What came out of that experience is Birds Don’t Cry, the first song of that album featuring John Legend and the choir Voices of Fire. They reflect on last words and interactions, how they’re both managing together without parents, their kids without their grandparents.
Most folx I know who’ve lost people find that grief is not linear, it’s peaks and valleys. Stevie Wonder (who also played piano) speaks on the outro of the song. Grief hits me every time I hear,
“Remember those who lost their mothers and fathers. / And make sure that every single moment that you have with them / You show them love / You show them love / You’ll see."
I like to let the emotions pass through me, however they come, and take note of where they are in my body. I try to describe the sensations I feel, to truly integrate these feelings as a painful, but precious, part of my time here on earth.
Since I started exercising formally in the early 2000s, it has become a physical way I process emotions. Sometimes, like I talked about, it’s the music that gets the emotional processing going. In the Pre-Covid days, a group spin class where I could really let go could help me process. Going back even further to a Caribbean cardio class during my time in Cleveland, hyped up by the new-to-me Soca music, I could build new relationships with each feeling that came up in a way that still serves me today.
Movement, especially breathwork (breathing is moving!) helps regulate our nervous system. A depressed or anxious brain can benefit from a slow, deep breathing, grounding into our bodies, becoming more present in the moment. Even if it's uncomfortable at first - this is how we begin to move feelings through ourselves and learn from them.
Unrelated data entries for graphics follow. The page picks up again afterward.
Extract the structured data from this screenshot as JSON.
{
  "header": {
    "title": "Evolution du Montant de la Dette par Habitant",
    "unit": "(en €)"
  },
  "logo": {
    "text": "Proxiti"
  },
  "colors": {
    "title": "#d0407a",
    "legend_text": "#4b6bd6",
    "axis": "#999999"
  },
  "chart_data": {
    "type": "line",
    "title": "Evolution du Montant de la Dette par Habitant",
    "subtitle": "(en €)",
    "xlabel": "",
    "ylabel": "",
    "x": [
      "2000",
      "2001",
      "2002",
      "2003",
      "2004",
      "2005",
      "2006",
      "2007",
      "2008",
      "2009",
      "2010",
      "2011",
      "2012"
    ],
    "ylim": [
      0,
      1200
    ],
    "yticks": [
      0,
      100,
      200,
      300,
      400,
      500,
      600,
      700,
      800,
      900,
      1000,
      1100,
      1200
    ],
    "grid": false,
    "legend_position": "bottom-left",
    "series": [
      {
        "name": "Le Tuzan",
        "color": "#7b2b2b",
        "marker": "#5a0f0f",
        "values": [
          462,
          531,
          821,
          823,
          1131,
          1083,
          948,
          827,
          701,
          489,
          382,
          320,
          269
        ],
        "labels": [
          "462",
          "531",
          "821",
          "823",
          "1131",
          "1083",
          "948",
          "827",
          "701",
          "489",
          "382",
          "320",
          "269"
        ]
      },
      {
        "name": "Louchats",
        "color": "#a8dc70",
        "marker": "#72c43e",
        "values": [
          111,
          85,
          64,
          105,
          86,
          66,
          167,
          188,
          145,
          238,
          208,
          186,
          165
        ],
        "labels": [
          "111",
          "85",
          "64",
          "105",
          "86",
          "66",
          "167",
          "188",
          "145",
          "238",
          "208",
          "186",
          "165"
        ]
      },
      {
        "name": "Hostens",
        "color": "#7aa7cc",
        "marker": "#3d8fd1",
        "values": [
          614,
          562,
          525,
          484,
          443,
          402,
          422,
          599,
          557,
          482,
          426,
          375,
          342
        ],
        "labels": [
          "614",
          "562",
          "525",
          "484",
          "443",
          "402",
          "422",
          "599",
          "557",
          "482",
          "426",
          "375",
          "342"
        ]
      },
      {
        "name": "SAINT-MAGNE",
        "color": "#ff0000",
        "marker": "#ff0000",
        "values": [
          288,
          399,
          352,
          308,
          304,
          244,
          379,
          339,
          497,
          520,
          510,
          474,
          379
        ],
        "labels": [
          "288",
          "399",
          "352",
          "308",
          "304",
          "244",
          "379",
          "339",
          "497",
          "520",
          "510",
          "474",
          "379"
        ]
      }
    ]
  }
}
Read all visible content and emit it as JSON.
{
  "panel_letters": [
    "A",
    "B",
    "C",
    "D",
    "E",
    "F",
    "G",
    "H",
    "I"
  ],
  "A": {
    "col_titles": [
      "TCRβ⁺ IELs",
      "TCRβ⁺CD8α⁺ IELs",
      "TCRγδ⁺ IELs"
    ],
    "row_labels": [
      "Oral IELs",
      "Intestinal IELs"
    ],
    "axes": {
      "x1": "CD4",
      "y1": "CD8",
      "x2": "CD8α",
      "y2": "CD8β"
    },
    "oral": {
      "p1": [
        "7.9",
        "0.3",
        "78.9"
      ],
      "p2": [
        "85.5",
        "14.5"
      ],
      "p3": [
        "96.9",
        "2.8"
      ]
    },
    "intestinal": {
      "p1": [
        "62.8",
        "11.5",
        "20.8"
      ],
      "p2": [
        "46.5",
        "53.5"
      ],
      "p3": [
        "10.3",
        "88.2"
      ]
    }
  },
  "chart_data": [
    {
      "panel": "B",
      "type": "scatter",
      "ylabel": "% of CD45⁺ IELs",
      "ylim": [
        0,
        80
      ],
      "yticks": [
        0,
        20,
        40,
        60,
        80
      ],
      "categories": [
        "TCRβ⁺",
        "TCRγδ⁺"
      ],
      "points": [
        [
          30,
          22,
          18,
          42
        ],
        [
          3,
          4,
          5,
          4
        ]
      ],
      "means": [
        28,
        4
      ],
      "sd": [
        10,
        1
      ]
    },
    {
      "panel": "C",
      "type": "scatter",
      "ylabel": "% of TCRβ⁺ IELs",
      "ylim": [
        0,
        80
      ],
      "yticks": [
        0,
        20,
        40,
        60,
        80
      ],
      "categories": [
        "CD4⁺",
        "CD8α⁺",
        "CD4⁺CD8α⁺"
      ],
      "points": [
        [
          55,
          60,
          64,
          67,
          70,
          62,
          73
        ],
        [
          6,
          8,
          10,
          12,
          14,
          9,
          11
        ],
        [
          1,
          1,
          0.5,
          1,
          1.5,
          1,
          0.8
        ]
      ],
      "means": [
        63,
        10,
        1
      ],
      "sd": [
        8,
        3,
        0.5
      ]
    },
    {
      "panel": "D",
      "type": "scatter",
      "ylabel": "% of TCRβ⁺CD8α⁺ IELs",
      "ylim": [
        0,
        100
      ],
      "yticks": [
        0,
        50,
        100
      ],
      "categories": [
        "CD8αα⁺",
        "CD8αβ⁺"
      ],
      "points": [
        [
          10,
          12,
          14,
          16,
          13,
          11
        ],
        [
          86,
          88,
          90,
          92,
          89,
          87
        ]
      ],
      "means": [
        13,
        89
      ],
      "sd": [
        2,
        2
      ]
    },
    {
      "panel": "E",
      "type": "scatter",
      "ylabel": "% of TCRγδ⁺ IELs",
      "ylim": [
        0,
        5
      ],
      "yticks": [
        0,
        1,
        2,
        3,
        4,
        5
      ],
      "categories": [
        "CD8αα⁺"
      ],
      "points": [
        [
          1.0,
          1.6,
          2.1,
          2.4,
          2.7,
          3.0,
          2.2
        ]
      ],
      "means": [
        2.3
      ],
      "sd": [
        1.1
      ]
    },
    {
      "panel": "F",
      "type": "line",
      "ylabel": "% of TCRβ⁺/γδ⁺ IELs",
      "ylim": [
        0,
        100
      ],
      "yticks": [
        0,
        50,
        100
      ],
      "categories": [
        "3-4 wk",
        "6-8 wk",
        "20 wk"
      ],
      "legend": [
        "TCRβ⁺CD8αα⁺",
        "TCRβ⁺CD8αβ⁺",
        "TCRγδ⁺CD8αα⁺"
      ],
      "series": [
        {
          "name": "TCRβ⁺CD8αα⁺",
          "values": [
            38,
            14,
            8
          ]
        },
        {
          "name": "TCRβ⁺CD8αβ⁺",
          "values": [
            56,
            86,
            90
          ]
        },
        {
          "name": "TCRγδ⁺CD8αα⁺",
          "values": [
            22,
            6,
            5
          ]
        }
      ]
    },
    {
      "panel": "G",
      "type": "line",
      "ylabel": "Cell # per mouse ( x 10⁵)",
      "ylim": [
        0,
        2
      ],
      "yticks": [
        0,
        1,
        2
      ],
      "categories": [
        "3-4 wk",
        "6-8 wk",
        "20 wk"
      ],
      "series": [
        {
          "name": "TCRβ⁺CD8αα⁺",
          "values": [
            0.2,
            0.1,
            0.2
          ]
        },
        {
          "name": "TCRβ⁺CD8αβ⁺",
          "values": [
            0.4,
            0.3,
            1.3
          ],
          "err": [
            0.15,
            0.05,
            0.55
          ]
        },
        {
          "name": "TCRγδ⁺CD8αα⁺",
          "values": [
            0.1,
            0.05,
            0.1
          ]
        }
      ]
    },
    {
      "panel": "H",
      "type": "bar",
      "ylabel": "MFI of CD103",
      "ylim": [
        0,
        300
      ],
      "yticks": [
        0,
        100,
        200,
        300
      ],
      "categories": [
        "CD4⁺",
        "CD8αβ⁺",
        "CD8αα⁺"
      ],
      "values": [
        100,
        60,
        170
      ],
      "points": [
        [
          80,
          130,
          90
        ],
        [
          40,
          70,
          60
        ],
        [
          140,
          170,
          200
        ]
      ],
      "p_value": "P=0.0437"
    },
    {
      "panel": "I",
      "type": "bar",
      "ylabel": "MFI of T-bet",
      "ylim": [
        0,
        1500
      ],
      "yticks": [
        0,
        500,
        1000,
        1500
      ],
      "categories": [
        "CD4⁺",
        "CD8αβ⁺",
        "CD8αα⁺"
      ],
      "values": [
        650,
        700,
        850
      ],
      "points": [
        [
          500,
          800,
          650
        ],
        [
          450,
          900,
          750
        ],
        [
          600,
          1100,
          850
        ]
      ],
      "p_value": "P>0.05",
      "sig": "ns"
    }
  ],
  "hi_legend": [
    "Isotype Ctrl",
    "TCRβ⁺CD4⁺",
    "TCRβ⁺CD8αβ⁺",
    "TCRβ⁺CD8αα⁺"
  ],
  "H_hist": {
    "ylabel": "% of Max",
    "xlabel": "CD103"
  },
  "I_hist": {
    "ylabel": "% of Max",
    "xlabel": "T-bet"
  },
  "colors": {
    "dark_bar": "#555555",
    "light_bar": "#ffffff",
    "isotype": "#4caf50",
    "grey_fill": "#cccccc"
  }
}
Through music and breath, we also give our brains and bodies grace. We are not meant to endure too much physical and emotional stress in a short span of time , with one new and awful event after another. Movement is what helps move stress through the body so it can be released. If we’re anxious and not present in our bodies, a medicine ball slam helps release the pent up stress, completing the stress cycle on a physical level to show our brains, it's safe to let go of this now.
Not every workout for every person can produce endorphins, or a feeling of joy - that’s normal.
Many times, we can just feel accomplished or even neutral that we moved our body to the best of its ability. Like we checked a box - checking a box is GREAT! Especially when doing a task that has historically been associated with punishment or shame. CHECK THE BOX! Eventually, one of those box-checks will turn into a powerful emotional release. Especially if the music is right.
Which music has helped you process your emotions? Have you felt gratitude toward those artists for their expression? Have you cried during movement and felt the powerful release that comes with completing the stress cycle?